The idea behing this is as follows: Mathematical writing may be categorized into formal and informal. By formal mathematical writing we mean writing whose content can be expressed as a mathematical expression, and by informal mathematical writing (or expository mathematical writing) we mean everything else. A typical mathematical work will be composed of both types of writing. Formal mathematical writing typically occurs in such places as definitions and proofs whilst informal writing occurs in intuitive explanation of results, summarries of techniques used, and the like.

The reason for making this distinction is that there is quite a difference of style between formal and informal mathematical writing. While informal writing is a lot like writing of any other sort, formal mathematical writing has a few peculiarities of its own which make it worth studying in its own right and which may make the task of translating formal writing into a machine-readable format much easier.

Formal mathematical writing typically mixes mathematical expressions with text. Th vocabulary used is a subset of the whole vocabulary of the language, most of the the vocabulary is technical terms, and formal writing abounds in such idioms as "if and only if" and "without loss of generality".

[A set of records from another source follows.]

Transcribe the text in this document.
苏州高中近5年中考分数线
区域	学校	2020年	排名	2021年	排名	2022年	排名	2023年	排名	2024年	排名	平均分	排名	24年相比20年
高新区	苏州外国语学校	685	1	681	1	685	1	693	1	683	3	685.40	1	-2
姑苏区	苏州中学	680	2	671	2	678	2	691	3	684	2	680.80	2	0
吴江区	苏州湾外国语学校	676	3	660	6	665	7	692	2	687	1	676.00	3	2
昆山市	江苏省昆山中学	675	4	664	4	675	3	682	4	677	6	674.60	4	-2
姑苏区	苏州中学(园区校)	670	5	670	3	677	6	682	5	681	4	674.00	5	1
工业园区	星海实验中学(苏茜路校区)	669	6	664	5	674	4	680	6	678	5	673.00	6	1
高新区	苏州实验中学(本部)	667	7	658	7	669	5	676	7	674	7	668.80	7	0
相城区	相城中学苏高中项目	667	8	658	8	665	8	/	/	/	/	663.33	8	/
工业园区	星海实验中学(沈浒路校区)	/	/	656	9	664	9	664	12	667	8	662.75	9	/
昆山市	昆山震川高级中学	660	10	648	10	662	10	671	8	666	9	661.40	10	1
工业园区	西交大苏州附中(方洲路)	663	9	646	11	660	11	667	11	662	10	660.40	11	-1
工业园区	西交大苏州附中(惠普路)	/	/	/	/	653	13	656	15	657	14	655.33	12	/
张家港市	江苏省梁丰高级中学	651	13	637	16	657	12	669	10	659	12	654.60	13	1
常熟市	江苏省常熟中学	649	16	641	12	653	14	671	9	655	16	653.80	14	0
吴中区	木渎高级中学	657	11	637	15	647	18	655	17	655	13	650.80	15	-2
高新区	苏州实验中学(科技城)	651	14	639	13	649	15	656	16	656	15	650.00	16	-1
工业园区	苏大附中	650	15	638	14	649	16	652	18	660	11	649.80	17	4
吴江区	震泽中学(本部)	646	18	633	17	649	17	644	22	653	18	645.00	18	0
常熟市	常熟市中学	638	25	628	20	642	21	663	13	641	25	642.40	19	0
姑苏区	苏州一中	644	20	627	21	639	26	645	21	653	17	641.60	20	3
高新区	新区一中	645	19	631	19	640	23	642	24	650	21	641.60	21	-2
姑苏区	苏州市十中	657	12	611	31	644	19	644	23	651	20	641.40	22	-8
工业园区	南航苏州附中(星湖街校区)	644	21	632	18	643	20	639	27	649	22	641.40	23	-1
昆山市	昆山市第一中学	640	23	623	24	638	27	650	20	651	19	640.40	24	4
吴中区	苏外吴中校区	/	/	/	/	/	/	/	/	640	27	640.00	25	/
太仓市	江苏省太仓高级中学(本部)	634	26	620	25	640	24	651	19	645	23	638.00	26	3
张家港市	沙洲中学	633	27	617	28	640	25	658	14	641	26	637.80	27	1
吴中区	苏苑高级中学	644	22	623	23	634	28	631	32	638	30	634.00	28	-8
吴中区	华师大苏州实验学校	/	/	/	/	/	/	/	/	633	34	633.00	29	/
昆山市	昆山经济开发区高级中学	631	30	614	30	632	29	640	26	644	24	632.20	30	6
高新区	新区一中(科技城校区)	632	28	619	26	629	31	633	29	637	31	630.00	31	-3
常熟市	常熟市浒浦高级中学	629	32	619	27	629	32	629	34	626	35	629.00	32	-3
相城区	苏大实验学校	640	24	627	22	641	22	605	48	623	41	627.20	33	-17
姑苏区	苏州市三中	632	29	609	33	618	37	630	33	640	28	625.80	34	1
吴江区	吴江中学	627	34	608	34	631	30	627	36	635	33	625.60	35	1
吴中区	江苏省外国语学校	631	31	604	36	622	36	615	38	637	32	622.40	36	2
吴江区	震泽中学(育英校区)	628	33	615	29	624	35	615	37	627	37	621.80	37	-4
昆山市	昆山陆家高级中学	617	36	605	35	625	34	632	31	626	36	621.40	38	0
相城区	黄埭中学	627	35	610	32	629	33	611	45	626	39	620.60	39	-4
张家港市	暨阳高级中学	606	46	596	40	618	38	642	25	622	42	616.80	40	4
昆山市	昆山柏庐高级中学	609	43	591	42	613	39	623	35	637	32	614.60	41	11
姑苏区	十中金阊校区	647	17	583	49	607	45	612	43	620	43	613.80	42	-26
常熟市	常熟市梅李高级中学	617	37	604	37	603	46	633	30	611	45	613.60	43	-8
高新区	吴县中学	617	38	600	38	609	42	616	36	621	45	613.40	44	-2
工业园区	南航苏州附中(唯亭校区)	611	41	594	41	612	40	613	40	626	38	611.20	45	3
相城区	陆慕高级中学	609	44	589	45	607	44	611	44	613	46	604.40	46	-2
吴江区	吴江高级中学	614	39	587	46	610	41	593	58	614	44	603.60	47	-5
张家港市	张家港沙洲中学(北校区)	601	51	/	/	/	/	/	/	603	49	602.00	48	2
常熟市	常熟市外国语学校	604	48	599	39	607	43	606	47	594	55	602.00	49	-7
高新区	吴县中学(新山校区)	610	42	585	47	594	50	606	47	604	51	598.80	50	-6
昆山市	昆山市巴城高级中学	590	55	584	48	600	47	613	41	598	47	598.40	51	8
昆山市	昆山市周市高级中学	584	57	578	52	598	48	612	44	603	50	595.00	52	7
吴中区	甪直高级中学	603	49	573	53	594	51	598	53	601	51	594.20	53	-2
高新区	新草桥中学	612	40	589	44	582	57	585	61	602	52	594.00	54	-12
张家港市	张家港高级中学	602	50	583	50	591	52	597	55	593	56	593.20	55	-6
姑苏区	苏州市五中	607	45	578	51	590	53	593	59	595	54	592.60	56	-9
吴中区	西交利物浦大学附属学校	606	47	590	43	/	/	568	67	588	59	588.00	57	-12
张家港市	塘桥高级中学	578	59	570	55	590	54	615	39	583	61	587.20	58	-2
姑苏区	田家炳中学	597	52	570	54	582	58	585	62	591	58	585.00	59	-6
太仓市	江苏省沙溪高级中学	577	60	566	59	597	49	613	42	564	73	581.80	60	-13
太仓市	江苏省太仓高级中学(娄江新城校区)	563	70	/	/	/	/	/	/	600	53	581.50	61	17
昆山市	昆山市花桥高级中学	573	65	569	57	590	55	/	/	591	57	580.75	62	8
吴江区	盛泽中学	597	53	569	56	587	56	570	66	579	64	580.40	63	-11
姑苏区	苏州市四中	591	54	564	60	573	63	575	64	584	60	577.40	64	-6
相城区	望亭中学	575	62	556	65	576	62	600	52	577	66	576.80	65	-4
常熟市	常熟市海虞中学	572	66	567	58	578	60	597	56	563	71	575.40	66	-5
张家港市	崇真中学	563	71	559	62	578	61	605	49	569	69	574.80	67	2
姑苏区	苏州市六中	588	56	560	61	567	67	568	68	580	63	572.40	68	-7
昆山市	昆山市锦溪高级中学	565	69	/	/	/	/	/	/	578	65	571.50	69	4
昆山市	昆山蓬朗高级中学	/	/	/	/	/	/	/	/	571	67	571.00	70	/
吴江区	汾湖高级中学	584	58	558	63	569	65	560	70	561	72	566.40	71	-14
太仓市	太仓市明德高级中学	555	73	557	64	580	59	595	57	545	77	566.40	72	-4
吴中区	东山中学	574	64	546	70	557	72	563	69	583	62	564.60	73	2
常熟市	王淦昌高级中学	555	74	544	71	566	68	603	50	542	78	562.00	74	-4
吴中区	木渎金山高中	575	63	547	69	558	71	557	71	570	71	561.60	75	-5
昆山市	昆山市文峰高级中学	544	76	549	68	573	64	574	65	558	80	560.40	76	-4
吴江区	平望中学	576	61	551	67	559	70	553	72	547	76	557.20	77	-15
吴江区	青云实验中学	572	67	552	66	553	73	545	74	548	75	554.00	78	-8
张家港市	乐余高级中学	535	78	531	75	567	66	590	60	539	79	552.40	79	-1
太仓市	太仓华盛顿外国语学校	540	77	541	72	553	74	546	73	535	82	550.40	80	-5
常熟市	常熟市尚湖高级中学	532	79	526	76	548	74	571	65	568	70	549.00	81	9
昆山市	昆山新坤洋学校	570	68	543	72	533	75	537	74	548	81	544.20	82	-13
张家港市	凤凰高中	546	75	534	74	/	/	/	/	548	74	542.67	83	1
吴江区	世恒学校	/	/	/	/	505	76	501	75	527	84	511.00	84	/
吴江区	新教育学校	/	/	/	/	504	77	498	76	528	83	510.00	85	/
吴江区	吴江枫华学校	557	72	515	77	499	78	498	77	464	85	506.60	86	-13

In order to facilitate the study of formal mathematical writing, I provide the following examples of sentences which were taken for Planet Math entries. In each case, sentences have been isolated, expressions occurring in text have been replaced by asterisks, and technical terms have been capitalized.

The reason for this exercise is to provide raw data which a linguist may hopefully find useful in forming a grammatical description of formal mathematical writing which could then form the basis for a computer program to translate formal mathematical writing to h-code. Even before a detailed analysis is begun, this could serve for simpler purposes such as counting frequencies of words.

The sample shown here is rather short. As time goes on, it would be nice to add to this until one obtains a list of several thousand sentences by differenta authors writing on different branches of mathematics. That way, one would have a reasonably representative selection which is large enough for meaningful statistical analysis and which is varied enough that one feel confident in saying that a lingiuistic theory which can explain this selection is general enough to encompass all or most of formal mathematical writing.

samples of formal mathematical writing

frequency counts of words

Discussion

I think it would be good to begin, as an additional but related HDM subproject, the task of creating a somewhat definitive list of the mathematical idioms people use. The idea is somewhere in between logic and linguistics. We would start off with example statements, and eventually try to think of other ways to say the same thing.

Note that this project has the air of being a little bit "un-Chomskian", in the sense that we all know that there are a virtually infinite number of things that you can say about math, and an even more highly virtually infinite number of ways you can say them (compare the HDM zippyism).

But it is also somewhat "Chomskian" (if I understand the theory correctly, which is a Big If) in that it gets at the idea that there are certain basic "thoughtforms" (to use a somewhat unscientific term) present in all languages; here, specifically, in all mathematical vernaculars.

Logicians have already spent a lot of time working on this sort of thing - indeed, mathematical logic as we know (or don't know it, as the case may be) might be their answer to these questions. But, to us, mathematical logic is just another vernacular.

So, I'm kicking the page off (with a zesty name), now. Again, this effort should take place in parallel with the one described on this page.

Let G be a group

--jcorneli Thu Mar 31 03:15:22 2005 UTC